We have approximately 1000 major and minor amputations every year. Not only are the national inequalities present locally but our rates of major amputation are 36% above the national average with rates varying by over 70% across localities. The main causes are diabetes, peripheral arterial disease, venous disease and lymphoedema. These are responsible for 95% of amputations in those aged 50 and over. They potentially lead to an amputation by causing foot and leg ulcers. The annual cost of ulcer care in Greater Manchester is currently £200m and predicted to rise to £350 within five years.
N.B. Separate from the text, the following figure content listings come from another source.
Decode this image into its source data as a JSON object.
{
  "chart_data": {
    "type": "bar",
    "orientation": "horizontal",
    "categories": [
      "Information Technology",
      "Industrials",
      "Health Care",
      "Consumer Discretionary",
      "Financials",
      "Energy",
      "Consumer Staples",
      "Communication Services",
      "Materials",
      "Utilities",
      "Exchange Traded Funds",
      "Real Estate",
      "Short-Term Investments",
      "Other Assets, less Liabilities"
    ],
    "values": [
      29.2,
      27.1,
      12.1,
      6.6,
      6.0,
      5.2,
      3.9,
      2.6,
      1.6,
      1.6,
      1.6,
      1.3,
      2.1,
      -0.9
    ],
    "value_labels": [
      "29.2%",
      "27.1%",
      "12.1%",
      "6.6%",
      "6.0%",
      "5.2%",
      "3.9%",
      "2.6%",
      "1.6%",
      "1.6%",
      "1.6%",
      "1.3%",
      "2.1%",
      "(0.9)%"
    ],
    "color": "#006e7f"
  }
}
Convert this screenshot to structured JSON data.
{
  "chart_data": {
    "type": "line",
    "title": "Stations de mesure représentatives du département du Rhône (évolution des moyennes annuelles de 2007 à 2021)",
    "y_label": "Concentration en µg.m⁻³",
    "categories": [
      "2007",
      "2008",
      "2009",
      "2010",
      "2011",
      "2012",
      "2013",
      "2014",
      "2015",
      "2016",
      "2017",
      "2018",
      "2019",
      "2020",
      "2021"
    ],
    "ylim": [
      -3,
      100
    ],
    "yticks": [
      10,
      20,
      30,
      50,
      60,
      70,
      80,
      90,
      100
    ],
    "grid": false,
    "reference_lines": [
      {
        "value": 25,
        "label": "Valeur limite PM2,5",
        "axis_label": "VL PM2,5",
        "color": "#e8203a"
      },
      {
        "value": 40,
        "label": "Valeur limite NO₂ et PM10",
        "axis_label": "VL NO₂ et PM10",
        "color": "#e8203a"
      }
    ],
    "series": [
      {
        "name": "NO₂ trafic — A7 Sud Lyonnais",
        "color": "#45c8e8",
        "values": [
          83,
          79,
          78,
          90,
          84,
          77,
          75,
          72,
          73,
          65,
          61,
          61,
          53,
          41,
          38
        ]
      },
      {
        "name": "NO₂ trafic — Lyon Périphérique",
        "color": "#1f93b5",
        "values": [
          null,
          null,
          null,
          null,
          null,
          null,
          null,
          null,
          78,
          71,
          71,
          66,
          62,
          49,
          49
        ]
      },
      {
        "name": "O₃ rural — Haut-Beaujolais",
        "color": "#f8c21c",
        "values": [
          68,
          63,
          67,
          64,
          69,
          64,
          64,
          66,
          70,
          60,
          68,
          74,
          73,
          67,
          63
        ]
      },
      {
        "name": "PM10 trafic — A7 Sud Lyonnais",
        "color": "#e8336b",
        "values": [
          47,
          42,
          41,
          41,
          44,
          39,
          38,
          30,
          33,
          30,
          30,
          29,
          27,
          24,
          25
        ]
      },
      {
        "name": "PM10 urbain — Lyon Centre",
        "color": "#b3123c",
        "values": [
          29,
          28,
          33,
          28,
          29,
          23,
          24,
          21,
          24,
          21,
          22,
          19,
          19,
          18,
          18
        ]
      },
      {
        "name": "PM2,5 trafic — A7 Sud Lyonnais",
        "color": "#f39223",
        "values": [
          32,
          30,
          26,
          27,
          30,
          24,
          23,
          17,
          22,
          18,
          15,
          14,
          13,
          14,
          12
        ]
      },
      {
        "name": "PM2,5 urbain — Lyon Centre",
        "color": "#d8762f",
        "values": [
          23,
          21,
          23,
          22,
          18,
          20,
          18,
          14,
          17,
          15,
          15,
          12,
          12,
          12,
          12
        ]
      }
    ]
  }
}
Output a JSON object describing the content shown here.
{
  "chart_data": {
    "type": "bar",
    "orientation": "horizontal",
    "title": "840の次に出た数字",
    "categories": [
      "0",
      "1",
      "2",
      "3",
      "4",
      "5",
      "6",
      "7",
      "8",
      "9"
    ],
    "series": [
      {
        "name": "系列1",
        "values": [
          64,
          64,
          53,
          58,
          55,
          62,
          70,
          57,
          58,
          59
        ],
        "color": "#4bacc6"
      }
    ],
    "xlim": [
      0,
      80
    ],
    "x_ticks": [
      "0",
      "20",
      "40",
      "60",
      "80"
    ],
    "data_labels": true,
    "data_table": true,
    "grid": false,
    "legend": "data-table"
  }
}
MARS is based on the principle that an amputation is the culmination of a number of steps and therefore each phase, in the iceberg of disease, leading to an amputation requires an intervention. This ‘whole systems analysis’ should lead to ‘population based transformation’ through a ‘deep dive service review’. It is for this reason MARS has three facets; a public health framework, a community health service review and a hospital based plan. The three programs of work are linked through cross sectoral collaboration and innovative IT solutions.

MARS has been developed and continues to be shaped by the close collaboration of its stakeholders. We are an enthusiastic crew of academics, public health specialists, health service commissioners, health and social care professionals, politicians, industry and patient groups. This document describes the epidemiological problem we wish to tackle and the strategy we propose to use. The ultimate aim is to not only save limbs, but also, through integrated working, save lives.